«Quereinsteiger sollen während Lehrerausbildung Geld erhalten», Ausgabe vom 19. August
Der Schreibende unterrichtete von 1969 bis 2006 an der Sekundarschule Cham. Den Impetus für meinen Unterricht beschreibt kurz und präzis Hartmut von Hentig’s Forderung an jede Schule: «Die Menschen stärken, die Sachen klären.»
Aus heutiger Sicht war meine Vor- und Ausbildung zum Lehrberuf denkbar ungenügend und mit minimalem Alltagspraxisbezug: Nach einer A-Matur (Sprache zentral, dazu Altgriechisch und Latein) verlieh die Ausbildung an der Uni Zürich zwar einen guten fachlichen Hintergrund auf Hochschulniveau; die pädagogische Seite, auch Didaktik und Methodik, war sehr theorielastig (in der mündlichen Pädagogikprüfung diskutierte ich mit Professor Weber über die platonische Ideenlehre).

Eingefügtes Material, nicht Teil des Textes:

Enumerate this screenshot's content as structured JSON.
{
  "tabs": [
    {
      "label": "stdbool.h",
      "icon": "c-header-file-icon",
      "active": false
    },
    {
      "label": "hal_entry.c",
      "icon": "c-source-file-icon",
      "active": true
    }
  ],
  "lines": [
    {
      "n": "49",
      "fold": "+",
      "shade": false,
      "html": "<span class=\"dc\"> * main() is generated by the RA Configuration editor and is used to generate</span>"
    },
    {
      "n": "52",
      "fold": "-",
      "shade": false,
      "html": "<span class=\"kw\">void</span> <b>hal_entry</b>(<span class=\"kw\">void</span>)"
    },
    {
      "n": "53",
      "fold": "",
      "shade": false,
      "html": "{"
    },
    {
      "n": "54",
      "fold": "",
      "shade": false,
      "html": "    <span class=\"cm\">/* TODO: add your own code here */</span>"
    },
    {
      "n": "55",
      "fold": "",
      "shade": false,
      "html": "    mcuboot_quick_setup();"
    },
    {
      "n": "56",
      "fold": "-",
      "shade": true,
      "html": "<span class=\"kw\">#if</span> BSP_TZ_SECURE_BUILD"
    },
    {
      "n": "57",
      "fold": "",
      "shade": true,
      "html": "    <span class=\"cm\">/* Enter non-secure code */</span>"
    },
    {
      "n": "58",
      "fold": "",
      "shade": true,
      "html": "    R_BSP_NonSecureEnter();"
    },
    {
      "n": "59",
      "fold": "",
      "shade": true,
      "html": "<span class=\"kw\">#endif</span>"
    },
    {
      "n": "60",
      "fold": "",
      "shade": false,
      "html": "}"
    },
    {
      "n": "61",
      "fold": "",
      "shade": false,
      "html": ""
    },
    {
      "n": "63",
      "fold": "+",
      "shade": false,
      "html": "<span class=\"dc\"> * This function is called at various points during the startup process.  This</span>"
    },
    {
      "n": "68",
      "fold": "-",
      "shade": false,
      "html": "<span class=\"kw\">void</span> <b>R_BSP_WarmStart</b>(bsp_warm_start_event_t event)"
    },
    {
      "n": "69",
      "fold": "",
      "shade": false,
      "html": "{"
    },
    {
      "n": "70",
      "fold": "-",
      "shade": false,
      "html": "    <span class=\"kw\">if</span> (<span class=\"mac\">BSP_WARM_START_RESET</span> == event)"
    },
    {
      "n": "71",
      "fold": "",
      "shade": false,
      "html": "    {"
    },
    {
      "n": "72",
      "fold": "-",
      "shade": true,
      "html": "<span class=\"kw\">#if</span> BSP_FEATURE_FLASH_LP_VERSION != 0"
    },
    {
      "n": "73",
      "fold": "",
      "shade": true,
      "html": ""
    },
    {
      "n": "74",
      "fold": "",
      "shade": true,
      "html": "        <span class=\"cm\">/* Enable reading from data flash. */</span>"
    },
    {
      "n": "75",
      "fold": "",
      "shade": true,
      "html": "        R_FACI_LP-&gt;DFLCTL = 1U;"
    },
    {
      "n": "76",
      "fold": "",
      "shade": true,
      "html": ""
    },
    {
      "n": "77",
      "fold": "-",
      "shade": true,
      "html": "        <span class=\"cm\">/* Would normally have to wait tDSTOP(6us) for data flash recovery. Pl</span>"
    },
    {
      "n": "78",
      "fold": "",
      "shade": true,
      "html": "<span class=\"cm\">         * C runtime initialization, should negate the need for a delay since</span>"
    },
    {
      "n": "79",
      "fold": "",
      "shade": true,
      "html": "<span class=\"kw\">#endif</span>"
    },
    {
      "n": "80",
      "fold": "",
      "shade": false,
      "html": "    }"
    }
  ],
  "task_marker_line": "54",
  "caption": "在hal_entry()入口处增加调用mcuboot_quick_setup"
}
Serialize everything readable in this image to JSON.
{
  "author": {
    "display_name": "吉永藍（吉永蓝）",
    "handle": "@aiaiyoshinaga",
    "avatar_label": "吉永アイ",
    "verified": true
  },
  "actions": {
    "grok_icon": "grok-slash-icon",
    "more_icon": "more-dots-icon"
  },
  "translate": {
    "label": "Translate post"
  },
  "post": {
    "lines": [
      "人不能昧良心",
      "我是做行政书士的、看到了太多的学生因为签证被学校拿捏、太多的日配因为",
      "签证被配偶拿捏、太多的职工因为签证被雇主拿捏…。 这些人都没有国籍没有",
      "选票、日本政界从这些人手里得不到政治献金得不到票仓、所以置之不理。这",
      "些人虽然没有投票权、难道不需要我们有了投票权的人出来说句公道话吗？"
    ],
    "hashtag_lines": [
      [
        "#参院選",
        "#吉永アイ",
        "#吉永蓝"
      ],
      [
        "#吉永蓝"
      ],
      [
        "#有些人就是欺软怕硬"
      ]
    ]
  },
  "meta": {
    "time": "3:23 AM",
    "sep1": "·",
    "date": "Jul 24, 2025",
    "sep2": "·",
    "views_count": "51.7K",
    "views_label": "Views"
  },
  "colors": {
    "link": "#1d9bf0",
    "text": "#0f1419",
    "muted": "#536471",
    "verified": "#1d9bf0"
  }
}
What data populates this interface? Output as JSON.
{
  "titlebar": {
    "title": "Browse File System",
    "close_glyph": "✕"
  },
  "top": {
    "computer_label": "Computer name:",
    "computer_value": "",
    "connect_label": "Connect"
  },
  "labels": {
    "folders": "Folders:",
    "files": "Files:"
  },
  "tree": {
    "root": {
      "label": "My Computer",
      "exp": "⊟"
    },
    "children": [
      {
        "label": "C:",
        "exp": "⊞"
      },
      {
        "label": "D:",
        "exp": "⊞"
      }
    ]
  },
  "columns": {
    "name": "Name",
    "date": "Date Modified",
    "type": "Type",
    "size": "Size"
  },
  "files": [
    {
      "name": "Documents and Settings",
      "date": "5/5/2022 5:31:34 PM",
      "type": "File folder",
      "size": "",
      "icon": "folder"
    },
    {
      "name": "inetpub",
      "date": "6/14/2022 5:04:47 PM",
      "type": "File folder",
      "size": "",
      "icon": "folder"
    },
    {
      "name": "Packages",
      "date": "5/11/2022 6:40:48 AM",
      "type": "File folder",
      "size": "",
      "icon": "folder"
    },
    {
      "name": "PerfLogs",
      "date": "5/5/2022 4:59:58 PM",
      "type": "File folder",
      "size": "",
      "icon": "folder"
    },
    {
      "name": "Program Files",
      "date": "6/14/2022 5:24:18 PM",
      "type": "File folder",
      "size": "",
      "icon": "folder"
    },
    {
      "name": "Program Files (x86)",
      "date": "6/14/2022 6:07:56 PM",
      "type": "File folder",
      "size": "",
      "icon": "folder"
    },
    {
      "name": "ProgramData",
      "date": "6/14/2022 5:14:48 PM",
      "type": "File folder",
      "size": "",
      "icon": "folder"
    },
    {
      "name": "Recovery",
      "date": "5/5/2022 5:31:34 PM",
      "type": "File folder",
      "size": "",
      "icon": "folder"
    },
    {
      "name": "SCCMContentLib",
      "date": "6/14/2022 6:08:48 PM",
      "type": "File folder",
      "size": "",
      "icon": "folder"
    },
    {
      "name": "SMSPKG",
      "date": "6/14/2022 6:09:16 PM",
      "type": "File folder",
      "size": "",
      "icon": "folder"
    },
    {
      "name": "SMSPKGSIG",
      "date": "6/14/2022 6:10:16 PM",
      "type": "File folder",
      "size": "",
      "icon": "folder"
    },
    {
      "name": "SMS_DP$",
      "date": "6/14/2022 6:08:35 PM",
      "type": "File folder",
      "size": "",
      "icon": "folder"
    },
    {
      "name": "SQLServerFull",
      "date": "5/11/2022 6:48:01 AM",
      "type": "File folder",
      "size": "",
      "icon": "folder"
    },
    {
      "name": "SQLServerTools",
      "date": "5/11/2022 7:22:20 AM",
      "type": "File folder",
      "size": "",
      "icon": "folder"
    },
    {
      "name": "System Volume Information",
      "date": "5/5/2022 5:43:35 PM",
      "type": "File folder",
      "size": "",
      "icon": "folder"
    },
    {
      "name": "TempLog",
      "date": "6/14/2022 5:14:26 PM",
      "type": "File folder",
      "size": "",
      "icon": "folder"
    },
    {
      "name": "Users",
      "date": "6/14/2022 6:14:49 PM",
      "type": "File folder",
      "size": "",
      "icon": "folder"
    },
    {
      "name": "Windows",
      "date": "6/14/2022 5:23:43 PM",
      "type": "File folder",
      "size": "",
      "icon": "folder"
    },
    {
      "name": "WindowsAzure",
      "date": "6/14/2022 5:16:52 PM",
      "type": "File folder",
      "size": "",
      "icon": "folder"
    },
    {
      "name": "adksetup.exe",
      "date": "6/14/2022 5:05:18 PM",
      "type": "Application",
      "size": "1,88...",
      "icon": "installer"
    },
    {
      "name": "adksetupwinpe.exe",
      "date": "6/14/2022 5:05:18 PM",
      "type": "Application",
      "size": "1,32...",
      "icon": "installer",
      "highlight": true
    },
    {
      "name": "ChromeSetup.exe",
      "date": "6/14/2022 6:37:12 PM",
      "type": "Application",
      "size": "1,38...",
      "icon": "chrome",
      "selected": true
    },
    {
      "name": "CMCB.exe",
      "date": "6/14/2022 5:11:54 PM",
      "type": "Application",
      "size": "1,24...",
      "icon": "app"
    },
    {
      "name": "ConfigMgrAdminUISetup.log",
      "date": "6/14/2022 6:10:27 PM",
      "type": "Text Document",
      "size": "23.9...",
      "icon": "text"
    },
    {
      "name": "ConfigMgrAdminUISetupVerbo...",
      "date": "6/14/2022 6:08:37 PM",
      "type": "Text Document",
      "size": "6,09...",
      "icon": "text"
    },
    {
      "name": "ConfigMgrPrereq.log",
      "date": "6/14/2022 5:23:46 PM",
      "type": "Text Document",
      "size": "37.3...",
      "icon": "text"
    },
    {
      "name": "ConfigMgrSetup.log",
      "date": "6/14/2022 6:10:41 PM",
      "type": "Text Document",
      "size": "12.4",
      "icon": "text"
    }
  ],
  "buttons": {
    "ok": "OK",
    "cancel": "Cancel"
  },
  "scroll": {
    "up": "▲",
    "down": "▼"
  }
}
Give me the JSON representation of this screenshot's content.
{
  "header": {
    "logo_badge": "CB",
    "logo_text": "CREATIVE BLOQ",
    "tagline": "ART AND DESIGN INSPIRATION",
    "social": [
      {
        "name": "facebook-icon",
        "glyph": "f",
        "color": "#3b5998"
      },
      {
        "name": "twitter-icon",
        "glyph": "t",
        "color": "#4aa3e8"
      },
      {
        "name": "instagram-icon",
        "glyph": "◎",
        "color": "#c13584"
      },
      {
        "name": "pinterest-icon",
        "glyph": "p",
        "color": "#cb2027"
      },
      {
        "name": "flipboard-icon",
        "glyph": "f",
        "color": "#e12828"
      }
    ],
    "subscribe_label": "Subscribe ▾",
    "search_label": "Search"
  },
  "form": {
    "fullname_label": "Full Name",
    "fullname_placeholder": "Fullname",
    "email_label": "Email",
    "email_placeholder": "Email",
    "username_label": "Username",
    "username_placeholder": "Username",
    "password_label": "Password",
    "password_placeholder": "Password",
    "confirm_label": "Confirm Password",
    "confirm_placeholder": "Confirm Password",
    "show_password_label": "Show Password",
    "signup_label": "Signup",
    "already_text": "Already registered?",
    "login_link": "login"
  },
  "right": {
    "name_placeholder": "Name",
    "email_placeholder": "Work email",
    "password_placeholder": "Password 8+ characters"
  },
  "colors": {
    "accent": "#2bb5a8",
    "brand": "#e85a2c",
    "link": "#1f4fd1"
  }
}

Zweimal zwei Wochen stand ich in Praktika vor einer Klasse, die Praktikumslehrer arbeiteten an andern Aufgaben ... Ich hatte zwar ferienhalber in vielen Jobs gearbeitet, eine eigentliche Berufserfahrung hatte ich aber nicht. Wie stand ich da, am ersten Unterrichtstag im Frühling 1969 vor meinen damaligen 1. Sek.-Mädchen und -Buben?
Im Rückblick als nunmehr 80-Jähriger sehe ich deutlich, dass auch die sorgfältigste Ausbildung zur Lehrerin, zum Lehrer, das Quäntchen «Naturgabe zum Lehren» nicht ersetzen kann; so notwendig eine strengen Massstäben gehorchende Ausbildung auch sein muss. Lehren ist (auch) eine Kunst. Das Talent dazu steckt nicht in allen, ungeachtet jeglicher Diplome.
Deshalb sollten wir «Quereinsteigern», die jetzt zu Hunderten schweizweit die Lücken füllen, die Chance geben, ihr Talent für diese Kunst zu entdecken und zu offenbaren. Vielleicht bringen sie mit ihrer Lebens- und Berufserfahrung innovatives Denken mit, können Strukturen hinterfragen, die an den realen Bedürfnissen von Kindern und Jugendlichen vorbei in die Schule hineinorganisiert wurden. Wenn sie mit Begeisterung und mit viel Empathie ihren Schulalltag meistern, könnten sie der einen oder andern Lehrperson mit Diplom Vorbild sein.
Übrigens, erst gegen 50 wurde mir so richtig klar bewusst: Ich unterrichte für’s Leben gern. So gern, dass ich bis zum 70. Altersjahr in zahllosen Aushilfen und Stellvertretungen einsprang: «Die Menschen stärken, die Sachen klären.»